Difference between fold and reduce revisted

2.1k views Asked by At

I've been reading a nice answer to Difference between reduce and foldLeft/fold in functional programming (particularly Scala and Scala APIs)? provided by samthebest and I am not sure if I understand all the details:

  • According to the answer (reduce vs foldLeft):

    A big big difference (...) is that reduce should be given a commutative monoid, (...)

    This distinction is very important for Big Data / MPP / distributed computing, and the entire reason why reduce even exists.

    and

    Reduce is defined formally as part of the MapReduce paradigm,

    I am not sure how this two statements combine. Can anyone put some light on that?

  • I tested different collections and I haven't seen performance difference between reduce and foldLeft. It looks like ParSeq is a special case, is that right?
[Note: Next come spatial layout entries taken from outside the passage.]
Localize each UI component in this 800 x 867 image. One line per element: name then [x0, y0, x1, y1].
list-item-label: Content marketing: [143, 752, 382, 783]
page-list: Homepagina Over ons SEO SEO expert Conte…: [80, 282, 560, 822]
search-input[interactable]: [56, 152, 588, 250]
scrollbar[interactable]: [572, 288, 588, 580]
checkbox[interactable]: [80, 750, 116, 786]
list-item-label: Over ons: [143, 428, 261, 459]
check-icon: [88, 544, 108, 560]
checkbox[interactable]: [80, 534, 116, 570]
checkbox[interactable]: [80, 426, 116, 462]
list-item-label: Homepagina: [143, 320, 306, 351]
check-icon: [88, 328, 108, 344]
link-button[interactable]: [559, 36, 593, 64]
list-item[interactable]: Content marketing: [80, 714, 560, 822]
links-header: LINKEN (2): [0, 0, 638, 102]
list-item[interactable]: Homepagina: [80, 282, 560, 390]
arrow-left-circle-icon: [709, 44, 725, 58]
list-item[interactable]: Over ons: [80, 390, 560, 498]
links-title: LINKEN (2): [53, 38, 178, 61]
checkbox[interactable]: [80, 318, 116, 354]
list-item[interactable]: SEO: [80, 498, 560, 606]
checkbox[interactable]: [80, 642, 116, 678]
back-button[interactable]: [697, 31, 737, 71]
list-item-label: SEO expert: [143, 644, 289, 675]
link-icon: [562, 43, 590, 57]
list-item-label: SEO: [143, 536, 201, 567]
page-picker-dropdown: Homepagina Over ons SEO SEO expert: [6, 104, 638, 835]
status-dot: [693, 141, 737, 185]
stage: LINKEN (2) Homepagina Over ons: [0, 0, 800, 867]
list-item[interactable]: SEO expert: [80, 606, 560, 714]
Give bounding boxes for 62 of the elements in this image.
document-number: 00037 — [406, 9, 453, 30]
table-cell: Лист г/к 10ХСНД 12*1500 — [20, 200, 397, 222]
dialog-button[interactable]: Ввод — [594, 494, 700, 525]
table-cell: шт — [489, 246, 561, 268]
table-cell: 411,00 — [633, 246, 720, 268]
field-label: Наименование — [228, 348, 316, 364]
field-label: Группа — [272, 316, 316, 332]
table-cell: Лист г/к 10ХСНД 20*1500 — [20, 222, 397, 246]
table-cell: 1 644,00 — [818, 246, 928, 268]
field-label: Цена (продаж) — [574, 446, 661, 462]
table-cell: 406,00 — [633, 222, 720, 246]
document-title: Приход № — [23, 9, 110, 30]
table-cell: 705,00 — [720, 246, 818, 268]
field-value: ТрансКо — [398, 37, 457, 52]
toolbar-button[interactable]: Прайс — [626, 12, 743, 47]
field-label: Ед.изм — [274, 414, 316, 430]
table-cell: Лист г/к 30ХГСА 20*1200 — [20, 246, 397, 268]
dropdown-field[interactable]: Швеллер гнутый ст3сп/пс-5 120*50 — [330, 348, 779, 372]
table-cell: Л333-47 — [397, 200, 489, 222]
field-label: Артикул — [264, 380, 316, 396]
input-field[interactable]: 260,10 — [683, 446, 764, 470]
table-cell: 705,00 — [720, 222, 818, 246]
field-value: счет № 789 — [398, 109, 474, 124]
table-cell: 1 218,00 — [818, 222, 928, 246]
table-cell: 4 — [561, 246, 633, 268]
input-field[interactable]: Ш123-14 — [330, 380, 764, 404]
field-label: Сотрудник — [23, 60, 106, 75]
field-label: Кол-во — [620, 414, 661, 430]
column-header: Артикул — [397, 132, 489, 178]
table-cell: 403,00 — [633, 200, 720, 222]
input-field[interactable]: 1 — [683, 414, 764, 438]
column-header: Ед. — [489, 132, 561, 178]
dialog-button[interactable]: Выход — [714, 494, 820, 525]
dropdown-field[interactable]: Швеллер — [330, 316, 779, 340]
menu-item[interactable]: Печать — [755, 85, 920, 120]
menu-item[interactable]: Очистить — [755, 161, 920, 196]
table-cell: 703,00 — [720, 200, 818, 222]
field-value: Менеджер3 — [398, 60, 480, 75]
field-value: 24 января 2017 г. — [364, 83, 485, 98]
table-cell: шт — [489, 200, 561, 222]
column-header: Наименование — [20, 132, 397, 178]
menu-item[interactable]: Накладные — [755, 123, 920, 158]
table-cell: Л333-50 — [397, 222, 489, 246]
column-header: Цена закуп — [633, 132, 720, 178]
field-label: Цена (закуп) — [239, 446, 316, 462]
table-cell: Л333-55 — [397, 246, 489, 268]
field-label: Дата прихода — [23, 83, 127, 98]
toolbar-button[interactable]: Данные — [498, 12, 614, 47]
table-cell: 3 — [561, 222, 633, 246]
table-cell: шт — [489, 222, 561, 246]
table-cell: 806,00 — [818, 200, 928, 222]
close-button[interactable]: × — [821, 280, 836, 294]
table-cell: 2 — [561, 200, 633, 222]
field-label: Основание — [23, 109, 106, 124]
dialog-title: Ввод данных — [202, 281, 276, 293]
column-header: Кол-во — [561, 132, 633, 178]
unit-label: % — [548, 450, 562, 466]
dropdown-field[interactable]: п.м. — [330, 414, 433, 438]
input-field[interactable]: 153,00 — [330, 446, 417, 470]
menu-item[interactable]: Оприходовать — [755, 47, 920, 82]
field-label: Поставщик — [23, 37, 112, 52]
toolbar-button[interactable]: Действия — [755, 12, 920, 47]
  • Do we really need order to define fold?

    we cannot define fold because chunks do not have an ordering and fold only requires associativity, not commutativity.

    Why it couldn't be generalized to unordered collection?

1

There are 1 answers

1
Tomas Petricek On BEST ANSWER

As mentioned in the comments, the term reduce means different thing when used in the context of MapReduce and when used in the context of functional programming.
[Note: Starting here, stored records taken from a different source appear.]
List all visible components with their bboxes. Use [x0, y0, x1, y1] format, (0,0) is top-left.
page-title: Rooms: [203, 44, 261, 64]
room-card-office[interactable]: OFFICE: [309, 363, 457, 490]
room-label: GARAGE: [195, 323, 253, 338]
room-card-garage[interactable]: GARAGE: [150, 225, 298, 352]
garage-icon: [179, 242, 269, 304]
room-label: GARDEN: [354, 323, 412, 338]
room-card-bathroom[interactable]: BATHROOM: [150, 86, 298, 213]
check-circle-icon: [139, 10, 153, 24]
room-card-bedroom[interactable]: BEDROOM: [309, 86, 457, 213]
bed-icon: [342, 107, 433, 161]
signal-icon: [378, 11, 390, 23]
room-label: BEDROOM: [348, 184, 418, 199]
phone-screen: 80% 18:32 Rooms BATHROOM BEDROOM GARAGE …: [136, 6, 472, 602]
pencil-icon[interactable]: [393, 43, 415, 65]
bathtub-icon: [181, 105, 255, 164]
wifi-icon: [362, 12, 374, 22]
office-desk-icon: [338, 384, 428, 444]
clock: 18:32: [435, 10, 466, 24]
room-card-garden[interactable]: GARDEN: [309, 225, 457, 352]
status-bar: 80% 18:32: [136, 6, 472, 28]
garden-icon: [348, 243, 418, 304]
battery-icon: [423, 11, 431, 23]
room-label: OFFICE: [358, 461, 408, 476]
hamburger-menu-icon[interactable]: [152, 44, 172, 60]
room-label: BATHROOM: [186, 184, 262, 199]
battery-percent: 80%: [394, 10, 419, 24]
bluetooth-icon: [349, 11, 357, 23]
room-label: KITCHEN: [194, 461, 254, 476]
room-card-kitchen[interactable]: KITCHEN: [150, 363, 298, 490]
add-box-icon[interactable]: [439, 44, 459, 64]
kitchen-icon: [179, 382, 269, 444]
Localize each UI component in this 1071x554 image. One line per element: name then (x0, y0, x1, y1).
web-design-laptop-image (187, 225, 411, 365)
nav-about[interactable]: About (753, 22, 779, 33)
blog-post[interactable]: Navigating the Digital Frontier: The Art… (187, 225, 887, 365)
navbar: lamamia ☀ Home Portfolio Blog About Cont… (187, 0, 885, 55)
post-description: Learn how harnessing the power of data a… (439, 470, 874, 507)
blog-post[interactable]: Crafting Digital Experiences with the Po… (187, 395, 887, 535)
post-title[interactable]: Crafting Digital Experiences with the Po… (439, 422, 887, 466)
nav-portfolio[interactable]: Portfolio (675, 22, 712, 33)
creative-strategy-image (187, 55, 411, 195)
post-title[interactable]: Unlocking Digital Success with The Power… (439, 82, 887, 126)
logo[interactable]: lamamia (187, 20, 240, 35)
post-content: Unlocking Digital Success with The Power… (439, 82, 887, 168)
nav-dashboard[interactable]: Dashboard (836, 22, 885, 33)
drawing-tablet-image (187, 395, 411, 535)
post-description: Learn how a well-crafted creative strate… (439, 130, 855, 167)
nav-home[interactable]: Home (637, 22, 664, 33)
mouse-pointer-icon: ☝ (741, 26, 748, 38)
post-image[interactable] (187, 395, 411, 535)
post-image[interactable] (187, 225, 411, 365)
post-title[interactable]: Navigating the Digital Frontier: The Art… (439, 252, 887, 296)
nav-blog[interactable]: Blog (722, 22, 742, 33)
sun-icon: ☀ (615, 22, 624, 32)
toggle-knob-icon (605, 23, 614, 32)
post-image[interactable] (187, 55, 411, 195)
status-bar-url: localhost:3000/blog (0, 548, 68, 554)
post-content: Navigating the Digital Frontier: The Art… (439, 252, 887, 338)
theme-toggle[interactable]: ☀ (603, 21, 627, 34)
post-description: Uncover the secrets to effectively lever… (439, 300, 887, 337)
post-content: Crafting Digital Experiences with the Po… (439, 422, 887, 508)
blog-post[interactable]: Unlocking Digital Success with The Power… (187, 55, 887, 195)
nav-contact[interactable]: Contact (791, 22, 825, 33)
  • In MapReduce, the system groups the results of the map function by a given key and then calls the reduce operation to aggregate values for each group (so reduce is called once for each group). You can see it as a function (K, [V]) -> R taking the group key K together with all the values belonging to the group [V] and producing some result.
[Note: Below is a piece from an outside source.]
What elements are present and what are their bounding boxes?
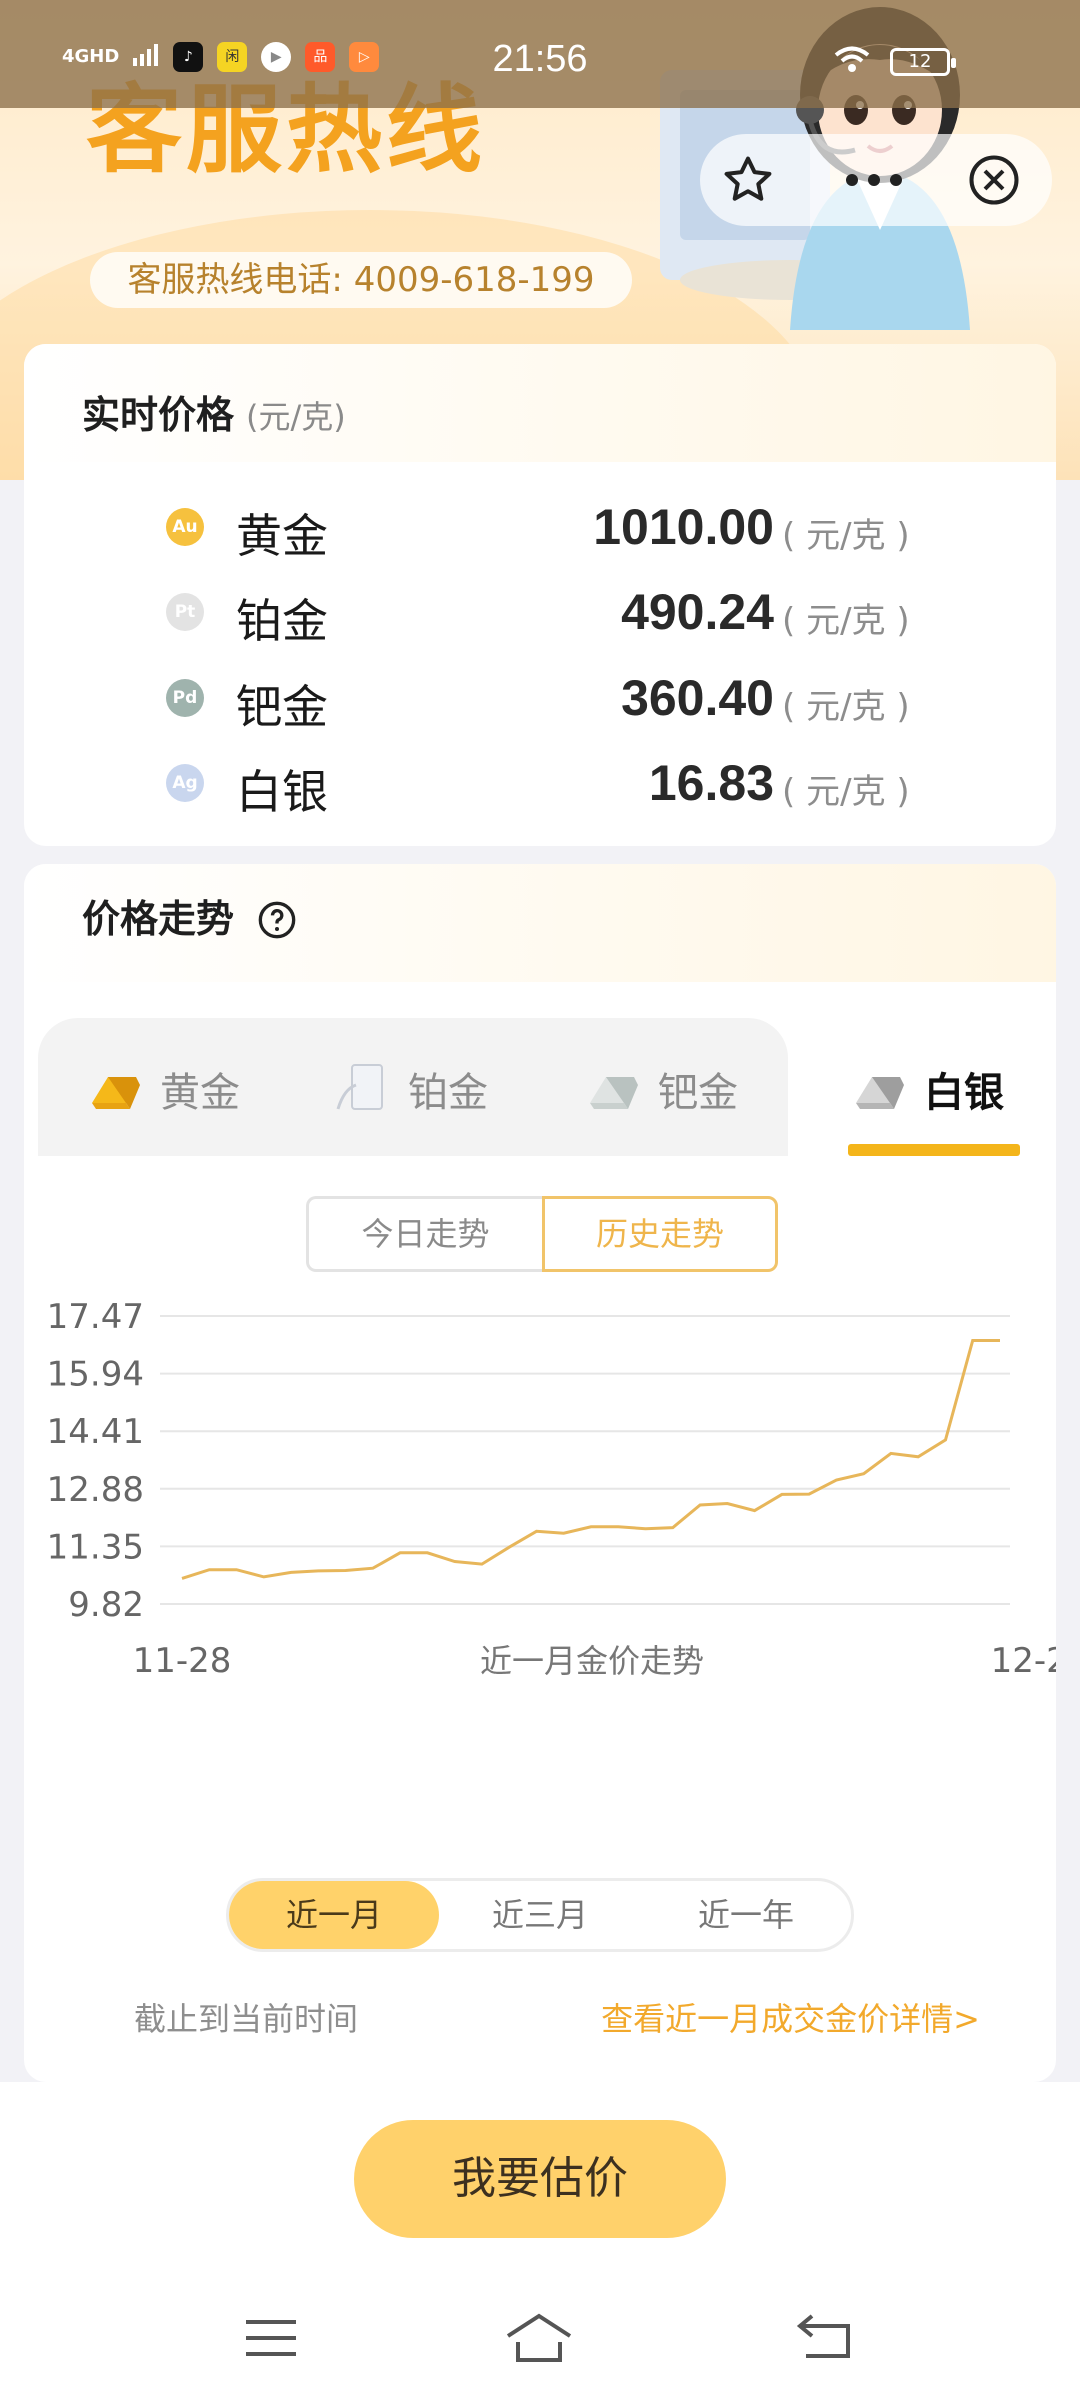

  • In functional programming, reduce is a function that aggregates elements of some collection when you give it an operation that can combine two elements. In other words, you define a function (V, V) -> V and the reduce function uses it to aggregate a collection [V] into a single value V.

When you want to add numbers [1,2,3,4] using + as the function, the reduce function can do it in a number of ways:

  1. It can run from the start and calculate ((1+2)+3)+4)
  2. It can also calculate a = 1+2 and b = 3+4 in parallel and then add a+b!

The foldLeft operation is, by definition always proceeding from the left and so it always uses the evaluation strategy of (1). In fact, it also takes an initial value, so it evaluates something more like (((0+1)+2)+3)+4). This makes foldLeft useful for operations where the order matters, but it also means that it cannot be implemented for unordered collections (because you do not know what "left" is).